Reliability-Aware Service Function Chaining With Function Decomposition and Multipath Routing

Network Function Virtualization (NFV) converts network functions executed by costly middleboxes into instances of Virtual Network Functions (VNFs) hosted by industry-standard Physical Machines (PMs). This has proven to be quite an efficient approach when it comes to enabling automated network operations and the elastic provisioning of resources to support heterogeneous services. Today's revolutionary services impose a remarkably elevated reliability together with ultra-low latency requirements. Therefore, in addition to having highly reliable VNFs, these VNFs have to be optimally placed in such a way to rapidly route traffic among them with the least utilization of bandwidth.

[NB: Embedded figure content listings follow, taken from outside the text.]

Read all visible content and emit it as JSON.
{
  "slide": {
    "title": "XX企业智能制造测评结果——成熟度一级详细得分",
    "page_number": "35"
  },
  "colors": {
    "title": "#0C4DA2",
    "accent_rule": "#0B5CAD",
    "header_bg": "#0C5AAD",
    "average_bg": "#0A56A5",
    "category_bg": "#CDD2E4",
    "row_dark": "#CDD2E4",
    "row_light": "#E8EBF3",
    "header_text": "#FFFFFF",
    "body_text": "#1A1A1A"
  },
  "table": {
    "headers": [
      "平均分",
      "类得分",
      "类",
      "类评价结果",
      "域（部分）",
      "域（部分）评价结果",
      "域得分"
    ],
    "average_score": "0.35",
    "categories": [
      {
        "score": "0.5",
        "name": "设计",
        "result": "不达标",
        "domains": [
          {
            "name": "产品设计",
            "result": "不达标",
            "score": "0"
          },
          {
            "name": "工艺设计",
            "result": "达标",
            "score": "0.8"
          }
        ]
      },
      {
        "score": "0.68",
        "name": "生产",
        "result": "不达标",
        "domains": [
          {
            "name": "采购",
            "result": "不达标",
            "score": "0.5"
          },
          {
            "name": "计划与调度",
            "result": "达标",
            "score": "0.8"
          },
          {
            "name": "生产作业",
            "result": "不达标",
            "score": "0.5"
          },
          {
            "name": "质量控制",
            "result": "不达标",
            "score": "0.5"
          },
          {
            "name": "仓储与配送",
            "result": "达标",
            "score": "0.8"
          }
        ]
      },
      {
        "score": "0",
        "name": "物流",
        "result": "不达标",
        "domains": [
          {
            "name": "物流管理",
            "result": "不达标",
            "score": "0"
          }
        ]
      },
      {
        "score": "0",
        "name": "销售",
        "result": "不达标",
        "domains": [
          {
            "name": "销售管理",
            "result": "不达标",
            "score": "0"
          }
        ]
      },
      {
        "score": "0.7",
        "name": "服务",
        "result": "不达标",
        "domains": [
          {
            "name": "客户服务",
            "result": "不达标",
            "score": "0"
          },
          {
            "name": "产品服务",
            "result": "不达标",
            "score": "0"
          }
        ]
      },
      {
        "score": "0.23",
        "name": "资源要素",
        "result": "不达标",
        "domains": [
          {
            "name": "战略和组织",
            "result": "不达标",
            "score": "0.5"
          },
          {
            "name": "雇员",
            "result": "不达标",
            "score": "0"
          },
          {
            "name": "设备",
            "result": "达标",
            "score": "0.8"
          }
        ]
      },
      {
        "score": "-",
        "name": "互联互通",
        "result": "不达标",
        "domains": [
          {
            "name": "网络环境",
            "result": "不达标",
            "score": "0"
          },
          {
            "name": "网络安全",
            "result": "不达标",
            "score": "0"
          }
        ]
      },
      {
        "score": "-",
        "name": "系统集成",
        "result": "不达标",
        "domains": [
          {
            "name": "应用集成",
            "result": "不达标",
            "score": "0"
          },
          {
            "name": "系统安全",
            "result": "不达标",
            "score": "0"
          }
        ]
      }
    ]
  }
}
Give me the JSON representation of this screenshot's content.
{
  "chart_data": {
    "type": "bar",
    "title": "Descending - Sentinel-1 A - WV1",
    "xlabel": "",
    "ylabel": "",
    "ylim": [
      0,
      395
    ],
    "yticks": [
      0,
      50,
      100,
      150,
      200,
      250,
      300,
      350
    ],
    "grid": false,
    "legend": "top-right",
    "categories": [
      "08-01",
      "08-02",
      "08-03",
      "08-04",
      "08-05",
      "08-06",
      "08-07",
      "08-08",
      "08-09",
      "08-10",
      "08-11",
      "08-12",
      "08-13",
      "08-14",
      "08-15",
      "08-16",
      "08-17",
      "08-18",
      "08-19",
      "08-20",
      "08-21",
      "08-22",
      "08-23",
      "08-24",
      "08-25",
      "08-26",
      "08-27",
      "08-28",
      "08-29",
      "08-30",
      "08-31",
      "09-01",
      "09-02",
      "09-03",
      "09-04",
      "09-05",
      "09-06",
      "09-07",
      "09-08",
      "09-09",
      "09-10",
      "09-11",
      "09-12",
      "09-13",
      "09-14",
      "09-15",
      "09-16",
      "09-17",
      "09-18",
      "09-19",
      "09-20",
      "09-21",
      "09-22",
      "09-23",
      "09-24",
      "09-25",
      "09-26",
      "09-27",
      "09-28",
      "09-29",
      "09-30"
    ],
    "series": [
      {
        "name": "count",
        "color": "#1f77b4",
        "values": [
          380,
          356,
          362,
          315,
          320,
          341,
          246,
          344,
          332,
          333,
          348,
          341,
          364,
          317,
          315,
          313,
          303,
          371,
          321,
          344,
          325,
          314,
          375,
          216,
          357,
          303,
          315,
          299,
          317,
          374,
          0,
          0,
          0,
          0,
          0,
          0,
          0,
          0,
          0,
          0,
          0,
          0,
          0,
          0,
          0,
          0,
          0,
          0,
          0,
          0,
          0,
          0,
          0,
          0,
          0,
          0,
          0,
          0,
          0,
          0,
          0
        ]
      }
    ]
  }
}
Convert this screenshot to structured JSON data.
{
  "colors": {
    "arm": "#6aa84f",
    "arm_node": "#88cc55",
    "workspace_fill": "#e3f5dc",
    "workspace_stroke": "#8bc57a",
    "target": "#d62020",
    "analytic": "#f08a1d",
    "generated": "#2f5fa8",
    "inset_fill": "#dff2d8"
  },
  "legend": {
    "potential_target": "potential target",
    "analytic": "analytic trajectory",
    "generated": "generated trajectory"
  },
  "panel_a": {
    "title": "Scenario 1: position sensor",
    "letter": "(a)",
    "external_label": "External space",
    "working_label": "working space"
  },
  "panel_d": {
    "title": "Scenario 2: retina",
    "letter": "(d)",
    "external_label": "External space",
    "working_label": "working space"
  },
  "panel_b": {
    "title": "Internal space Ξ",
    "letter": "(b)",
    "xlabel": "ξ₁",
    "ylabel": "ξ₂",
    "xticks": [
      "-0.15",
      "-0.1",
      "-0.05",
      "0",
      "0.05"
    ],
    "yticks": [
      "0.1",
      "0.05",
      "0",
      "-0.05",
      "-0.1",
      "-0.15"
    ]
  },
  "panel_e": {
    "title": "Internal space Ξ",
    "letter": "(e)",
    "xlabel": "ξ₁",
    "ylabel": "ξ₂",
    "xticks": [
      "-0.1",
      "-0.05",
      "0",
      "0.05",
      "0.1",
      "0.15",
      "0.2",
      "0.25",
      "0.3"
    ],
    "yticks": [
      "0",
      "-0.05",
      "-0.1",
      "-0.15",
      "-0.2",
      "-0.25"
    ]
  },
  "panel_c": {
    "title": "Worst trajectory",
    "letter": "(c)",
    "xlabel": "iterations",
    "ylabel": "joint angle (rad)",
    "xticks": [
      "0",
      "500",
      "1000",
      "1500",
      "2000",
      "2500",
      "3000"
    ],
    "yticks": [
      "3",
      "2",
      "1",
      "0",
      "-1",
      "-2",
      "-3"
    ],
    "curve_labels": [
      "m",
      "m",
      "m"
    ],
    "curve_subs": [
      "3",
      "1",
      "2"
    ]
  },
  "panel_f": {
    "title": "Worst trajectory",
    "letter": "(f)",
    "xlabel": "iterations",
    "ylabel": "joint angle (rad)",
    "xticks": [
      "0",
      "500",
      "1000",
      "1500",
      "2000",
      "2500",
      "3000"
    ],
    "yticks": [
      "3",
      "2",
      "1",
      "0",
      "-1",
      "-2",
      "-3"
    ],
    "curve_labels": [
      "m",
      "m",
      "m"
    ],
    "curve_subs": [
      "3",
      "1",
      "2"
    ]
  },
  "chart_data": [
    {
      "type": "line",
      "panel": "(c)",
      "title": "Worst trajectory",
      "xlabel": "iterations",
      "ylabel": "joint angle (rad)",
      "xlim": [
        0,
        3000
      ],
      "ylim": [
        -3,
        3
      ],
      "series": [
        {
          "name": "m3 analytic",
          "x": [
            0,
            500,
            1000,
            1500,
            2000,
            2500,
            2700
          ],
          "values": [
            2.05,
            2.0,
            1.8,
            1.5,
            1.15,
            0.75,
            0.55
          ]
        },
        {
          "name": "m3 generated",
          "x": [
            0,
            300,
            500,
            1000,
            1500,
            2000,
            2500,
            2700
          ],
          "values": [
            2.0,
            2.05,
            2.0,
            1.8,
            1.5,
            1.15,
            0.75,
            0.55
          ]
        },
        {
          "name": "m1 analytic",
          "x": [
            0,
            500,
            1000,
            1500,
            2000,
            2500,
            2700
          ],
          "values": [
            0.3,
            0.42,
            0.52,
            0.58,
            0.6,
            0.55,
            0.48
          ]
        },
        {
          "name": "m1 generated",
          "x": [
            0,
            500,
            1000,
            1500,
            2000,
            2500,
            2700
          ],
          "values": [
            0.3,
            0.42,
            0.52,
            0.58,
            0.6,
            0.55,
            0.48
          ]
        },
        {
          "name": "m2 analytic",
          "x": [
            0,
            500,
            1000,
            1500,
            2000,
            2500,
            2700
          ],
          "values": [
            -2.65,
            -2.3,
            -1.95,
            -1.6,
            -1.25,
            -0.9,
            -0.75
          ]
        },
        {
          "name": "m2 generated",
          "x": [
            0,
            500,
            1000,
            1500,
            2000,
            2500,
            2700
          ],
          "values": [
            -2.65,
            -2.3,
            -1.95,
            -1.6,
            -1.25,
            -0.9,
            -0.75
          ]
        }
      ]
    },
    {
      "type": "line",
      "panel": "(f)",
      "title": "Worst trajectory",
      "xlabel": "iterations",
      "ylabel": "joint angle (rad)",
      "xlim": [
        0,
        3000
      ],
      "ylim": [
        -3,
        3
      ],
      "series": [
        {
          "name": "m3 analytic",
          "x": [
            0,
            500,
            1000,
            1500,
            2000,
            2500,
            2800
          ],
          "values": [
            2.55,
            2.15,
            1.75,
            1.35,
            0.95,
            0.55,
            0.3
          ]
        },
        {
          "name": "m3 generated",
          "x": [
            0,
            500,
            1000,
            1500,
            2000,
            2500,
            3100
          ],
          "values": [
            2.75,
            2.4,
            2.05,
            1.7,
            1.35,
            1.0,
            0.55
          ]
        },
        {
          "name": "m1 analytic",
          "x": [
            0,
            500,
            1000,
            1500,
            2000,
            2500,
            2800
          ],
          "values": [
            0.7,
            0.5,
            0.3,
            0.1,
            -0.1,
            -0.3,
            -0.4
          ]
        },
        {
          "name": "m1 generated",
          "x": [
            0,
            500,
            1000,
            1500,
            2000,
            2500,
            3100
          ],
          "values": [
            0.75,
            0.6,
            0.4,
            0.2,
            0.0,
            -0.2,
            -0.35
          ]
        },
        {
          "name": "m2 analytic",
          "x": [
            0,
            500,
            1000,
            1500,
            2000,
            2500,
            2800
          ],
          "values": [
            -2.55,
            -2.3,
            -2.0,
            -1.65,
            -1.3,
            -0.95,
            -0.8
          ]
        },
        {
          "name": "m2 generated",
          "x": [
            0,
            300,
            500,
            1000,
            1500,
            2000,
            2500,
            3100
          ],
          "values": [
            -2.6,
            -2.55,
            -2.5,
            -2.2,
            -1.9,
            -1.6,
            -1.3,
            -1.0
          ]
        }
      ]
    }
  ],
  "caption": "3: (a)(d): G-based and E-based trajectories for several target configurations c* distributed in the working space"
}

Hence, the proper selection of PMs to meet the above-mentioned reliability and delay requirements becomes a remarkably challenging problem. None of the existing publications addressing such a problem concurrently adopts VNF decomposition to enhance the flexibility of the VNFs' placement and a hybrid routing scheme to achieve an optimal trade-off between the above-mentioned objectives. In this paper, a VNF-decomposition-based backup strategy is proposed together with a delay-aware hybrid multipath routing scheme for enhancing the reliability of NFV-enabled network services while jointly reducing delays these services experience. The problem is formulated as a Mixed Integer Linear Program (MILP) whose resolution yields an optimal VNF placement and traffic routing policy. Next, the delay-aware hybrid shortest path-based heuristic algorithm is proposed to work around the MILP's complexity. Thorough numerical analysis and simulations are conducted to validate the proposed algorithm and evaluate its performance. Results show that the proposed algorithm outperforms its existing counterparts by 7.53% in terms of computing resource consumption.